Orchestral Music Review Print



Good Music, Poor Sound

June 14, 2003 - Cary, NC:


William Henry Curry and the North Carolina Symphony cooked up a fine program on American themes, while crowds of picnickers chomped down what they had cooked up on this first Summerfest concert pretty much unthreatened by rain. The increasing crowds at Regency Amphitheater attest to the fact that the NCS summer series is a success - but not an unqualified one. Call us picky, but we're still at odds with the sound system.

Maybe it just doesn't matter. Maybe all folks want is easy listening with a beer in their hand, or filtered through the internal sound of their own chewing. But the fact is that most everyone arrived at least a half hour early and had finished eating so that they could listen attentively to the music. Parents shushed their little kids or scurried them off to the lakeside where they could get rid of their wiggles and feed the waterfowl. Pardon the digression but bravo to the corporate sponsors whose support permits children under 12 to be admitted to these concerts free of charge!

The Amphitheater at Regency Park has received high marks, and rightly so. But the sound system has been a great disappointment from day one. Watching Curry conduct the program of familiar Americana, including Morton Gould's American Salute , Charles Ives's Variations on America, Aaron Copland's Billy the Kid Suite and Antonín Dvorák's Symphony "From the new World," we could tell these were first rate performances, especially the Dvorák. But with all the close miking - there were about two dozen mikes spread throughout the orchestra - you could hear every single string player - separately. Orchestras are all about balance, blend and instrumental highlights. The control of these factors belongs to the conductor, not the sound mixer. In the 1970s and early 80s it became fashionable to record orchestras with dozens of mikes peeking into the strings' f-holes and the winds' bells. It took Leonard Bernstein and some other conductors to rebel in order to regain control by insisting on two or three mikes. We think the time has come at Regency for a conductor and musician revolt.
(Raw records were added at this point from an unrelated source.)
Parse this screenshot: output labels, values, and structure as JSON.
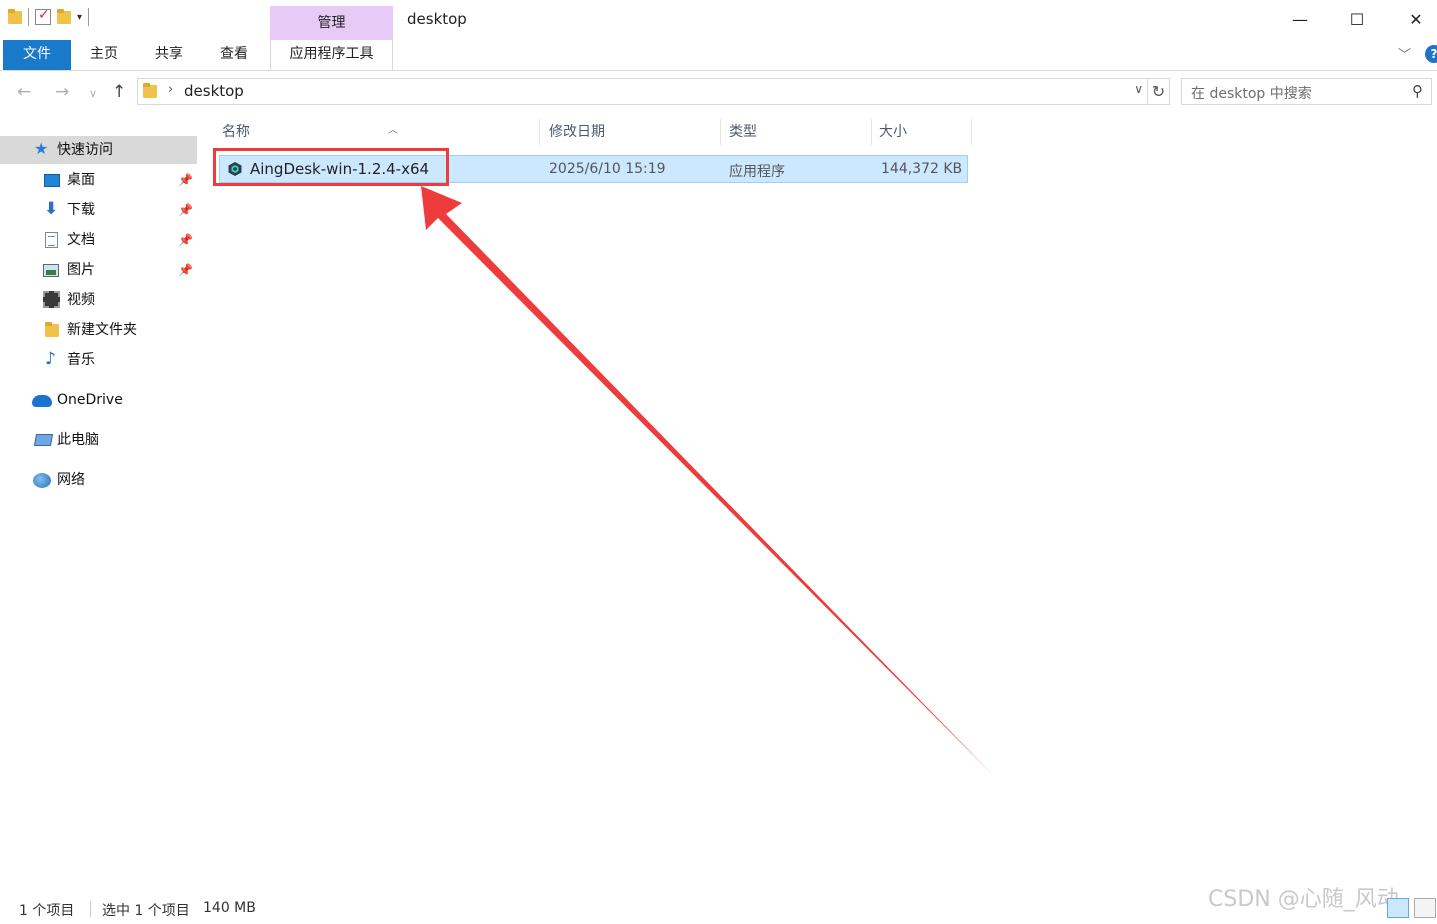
{
  "window": {
    "title": "desktop",
    "context_tab": "管理",
    "controls": {
      "minimize": "—",
      "maximize": "☐",
      "close": "✕"
    }
  },
  "ribbon": {
    "tabs": [
      "文件",
      "主页",
      "共享",
      "查看",
      "应用程序工具"
    ],
    "expand_icon": "chevron-down-icon",
    "help_label": "?"
  },
  "address": {
    "path_segment": "desktop",
    "search_placeholder": "在 desktop 中搜索"
  },
  "nav": {
    "quick_access": "快速访问",
    "items": [
      {
        "label": "桌面",
        "icon": "desktop-icon",
        "pinned": true
      },
      {
        "label": "下载",
        "icon": "download-arrow-icon",
        "pinned": true
      },
      {
        "label": "文档",
        "icon": "document-icon",
        "pinned": true
      },
      {
        "label": "图片",
        "icon": "picture-icon",
        "pinned": true
      },
      {
        "label": "视频",
        "icon": "video-icon",
        "pinned": false
      },
      {
        "label": "新建文件夹",
        "icon": "folder-icon",
        "pinned": false
      },
      {
        "label": "音乐",
        "icon": "music-note-icon",
        "pinned": false
      }
    ],
    "onedrive": "OneDrive",
    "this_pc": "此电脑",
    "network": "网络"
  },
  "columns": {
    "name": "名称",
    "date": "修改日期",
    "type": "类型",
    "size": "大小"
  },
  "files": [
    {
      "name": "AingDesk-win-1.2.4-x64",
      "date": "2025/6/10 15:19",
      "type": "应用程序",
      "size": "144,372 KB",
      "selected": true
    }
  ],
  "status": {
    "item_count": "1 个项目",
    "selection": "选中 1 个项目",
    "selection_size": "140 MB"
  },
  "watermark": "CSDN @心随_风动",
  "colors": {
    "accent": "#1979ca",
    "selection_bg": "#cce8ff",
    "context_tab_bg": "#e8caf6",
    "annotation_red": "#ee3b3b"
  }
}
All the fiddling on the mixing board made the music sound synthetic, as if generated by a computer. Granted the sound was better than at the season opener where our colleague John Lambert reviewed positively from the lawn but where we - seated at a party in the high rent district - seem to have heard a different concert entirely.

And the loudspeakers crackled. During Mike Schultz's English horn solo in the second movement of the Dvorák - which, incidentally, sounded great in terms of the quality of the instrument and musicianship - it was as if we were listening to an old 78 rpm recording filtered through a bowl of Rice Krispies.

In the best of all possible worlds, there would be two sound systems at Regency, one for jazz and popular music, where amplification is the norm, and another for classical music. In this time of tight budgets, a parallel system may have to go on the back burner, but we just had to go on record as to why it is needed.